At a hearing on the new COAH-proposed rules held in February at the Monmouth County Library Headquarters in Manalapan, I testified as to my concerns:

"Other people have talked about the affordable housing crisis we are experiencing. I would like to talk about how we have gotten here. What I am about to say may seem to be a digression, but I believe it is highly pertinent to this subject.

"I am very troubled by New Jersey's tax policy. I would like to talk about school taxes as an example of what is wrong with our state's policies. The following is a simplified (possibly oversimplified) discussion, but it illustrates my point.

"Most of our schools are primarily financed through municipal property taxes. As a result of this, most municipal governments try to find ways to limit the number of families with children in their communities.
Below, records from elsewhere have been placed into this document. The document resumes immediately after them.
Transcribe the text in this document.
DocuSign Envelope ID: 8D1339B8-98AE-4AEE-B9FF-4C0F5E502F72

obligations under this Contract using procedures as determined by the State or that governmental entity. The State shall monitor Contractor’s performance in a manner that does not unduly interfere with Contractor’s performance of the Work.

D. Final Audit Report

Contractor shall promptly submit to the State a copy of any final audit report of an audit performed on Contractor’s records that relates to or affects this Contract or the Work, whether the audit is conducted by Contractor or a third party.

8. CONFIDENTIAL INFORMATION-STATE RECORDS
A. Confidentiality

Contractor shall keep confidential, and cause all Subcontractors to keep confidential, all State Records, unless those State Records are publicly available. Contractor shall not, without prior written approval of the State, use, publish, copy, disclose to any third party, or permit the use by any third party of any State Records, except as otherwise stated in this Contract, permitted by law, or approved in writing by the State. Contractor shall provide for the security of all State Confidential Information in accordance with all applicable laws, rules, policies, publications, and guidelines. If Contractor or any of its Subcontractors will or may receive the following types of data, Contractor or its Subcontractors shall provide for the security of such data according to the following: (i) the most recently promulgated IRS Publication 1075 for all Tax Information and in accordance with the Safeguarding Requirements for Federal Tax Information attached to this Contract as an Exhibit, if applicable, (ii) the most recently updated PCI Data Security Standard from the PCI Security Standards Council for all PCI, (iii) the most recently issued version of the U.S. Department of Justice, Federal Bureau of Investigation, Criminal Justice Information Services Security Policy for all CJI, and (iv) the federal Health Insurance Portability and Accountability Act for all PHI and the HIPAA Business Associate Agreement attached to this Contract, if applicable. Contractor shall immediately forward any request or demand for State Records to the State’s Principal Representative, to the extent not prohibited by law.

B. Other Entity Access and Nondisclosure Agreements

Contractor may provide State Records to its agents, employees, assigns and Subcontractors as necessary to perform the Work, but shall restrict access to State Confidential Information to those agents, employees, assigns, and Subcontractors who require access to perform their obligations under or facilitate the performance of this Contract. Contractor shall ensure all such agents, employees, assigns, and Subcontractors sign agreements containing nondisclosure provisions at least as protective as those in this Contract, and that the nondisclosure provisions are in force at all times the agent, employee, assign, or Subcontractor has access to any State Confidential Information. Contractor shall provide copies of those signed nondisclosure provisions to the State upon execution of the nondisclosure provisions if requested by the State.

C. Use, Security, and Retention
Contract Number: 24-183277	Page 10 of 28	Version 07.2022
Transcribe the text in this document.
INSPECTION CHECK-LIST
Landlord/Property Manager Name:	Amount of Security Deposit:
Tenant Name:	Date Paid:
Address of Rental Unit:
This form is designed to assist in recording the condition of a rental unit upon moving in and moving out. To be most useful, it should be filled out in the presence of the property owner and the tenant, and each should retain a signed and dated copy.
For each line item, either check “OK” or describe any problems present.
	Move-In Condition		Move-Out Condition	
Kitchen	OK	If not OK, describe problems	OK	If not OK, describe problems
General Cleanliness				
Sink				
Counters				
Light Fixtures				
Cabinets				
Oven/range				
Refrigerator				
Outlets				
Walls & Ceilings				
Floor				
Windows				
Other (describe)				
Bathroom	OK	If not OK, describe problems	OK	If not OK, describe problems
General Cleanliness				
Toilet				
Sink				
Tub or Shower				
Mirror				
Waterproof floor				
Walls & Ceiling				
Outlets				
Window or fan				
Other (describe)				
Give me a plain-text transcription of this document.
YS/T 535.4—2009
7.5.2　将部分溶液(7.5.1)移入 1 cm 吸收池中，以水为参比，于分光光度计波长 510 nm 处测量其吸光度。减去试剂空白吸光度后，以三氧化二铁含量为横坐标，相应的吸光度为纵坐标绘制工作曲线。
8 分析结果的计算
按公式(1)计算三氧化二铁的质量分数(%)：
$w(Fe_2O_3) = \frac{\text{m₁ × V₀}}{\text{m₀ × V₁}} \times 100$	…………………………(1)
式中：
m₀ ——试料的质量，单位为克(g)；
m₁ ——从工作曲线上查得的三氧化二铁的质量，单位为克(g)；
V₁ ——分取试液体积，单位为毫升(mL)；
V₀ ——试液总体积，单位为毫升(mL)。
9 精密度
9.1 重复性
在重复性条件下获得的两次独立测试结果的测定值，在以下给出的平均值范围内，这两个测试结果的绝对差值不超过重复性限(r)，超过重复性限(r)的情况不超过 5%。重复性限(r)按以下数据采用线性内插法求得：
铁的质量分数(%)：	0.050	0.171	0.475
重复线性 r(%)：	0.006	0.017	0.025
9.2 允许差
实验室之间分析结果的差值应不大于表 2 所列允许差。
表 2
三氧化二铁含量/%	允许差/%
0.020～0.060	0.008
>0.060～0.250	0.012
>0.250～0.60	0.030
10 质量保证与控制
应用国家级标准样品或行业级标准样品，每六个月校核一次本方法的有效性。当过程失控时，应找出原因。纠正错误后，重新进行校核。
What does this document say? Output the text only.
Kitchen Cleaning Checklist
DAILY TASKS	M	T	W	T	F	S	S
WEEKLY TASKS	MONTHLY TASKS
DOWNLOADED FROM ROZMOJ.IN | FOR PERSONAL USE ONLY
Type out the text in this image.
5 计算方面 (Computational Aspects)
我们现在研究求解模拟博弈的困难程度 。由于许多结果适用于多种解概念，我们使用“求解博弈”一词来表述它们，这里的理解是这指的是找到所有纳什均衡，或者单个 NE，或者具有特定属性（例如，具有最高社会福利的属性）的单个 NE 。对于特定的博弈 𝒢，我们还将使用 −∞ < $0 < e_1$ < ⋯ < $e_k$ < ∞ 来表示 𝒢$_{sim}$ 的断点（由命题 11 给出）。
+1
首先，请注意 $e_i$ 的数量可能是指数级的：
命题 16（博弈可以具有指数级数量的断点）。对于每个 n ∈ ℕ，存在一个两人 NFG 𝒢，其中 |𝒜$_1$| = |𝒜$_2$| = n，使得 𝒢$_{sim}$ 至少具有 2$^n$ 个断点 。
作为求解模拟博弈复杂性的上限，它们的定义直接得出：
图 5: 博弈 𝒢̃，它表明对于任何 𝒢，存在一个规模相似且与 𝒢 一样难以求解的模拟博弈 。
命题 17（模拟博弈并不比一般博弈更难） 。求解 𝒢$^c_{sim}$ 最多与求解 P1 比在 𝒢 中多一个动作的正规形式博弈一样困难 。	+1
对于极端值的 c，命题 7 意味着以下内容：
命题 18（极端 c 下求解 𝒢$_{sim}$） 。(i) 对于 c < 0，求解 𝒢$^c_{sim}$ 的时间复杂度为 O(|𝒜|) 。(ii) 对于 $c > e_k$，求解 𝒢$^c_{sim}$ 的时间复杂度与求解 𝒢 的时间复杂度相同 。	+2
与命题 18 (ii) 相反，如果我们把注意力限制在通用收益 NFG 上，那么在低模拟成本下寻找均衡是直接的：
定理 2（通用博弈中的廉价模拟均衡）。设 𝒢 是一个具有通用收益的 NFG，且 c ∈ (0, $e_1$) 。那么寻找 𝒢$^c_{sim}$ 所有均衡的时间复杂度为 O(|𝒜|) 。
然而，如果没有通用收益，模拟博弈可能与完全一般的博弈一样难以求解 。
Wealthy towns with small numbers of schoolchildren tend to have low tax rates; poorer towns with more schoolchildren tend to have higher tax rates.

"Other states have found ways to deal with this problem. Vermont has a statewide property tax to finance their schools. This basically taxes all of the properties in the state at the same rate, so that people in towns with more schoolchildren don't have to pay higher tax rates. This goes a long way toward stopping the competition among municipalities to send families with schoolchildren elsewhere.

"In New Jersey, Gov. James Florio raised income taxes with the intent of using the increased revenue to help out the schools in the poorer school districts. Florio was not re-elected. His tax increase was reversed and the amount of help for poorer towns was minimized. All of our politicians are now afraid to raise taxes, even when this is necessary.

"School taxes are just one example of why towns compete with each other to avoid having low-income people (especially those with children). They also compete to have wealthier people without children. Most towns prefer to have high-priced housing and age-restricted housing to having affordable housing. This has become a disaster for low- and very-low-income people. Nobody wants them.

"What we have here is a state government in which bad tax policy drives bad housing policy. We need very-low-, low- and moderate-income people in our society. More than this, we have an obligation to treat them fairly. Making bad housing policy as a way of coping with bad tax policy is not only irrational, it is profoundly immoral."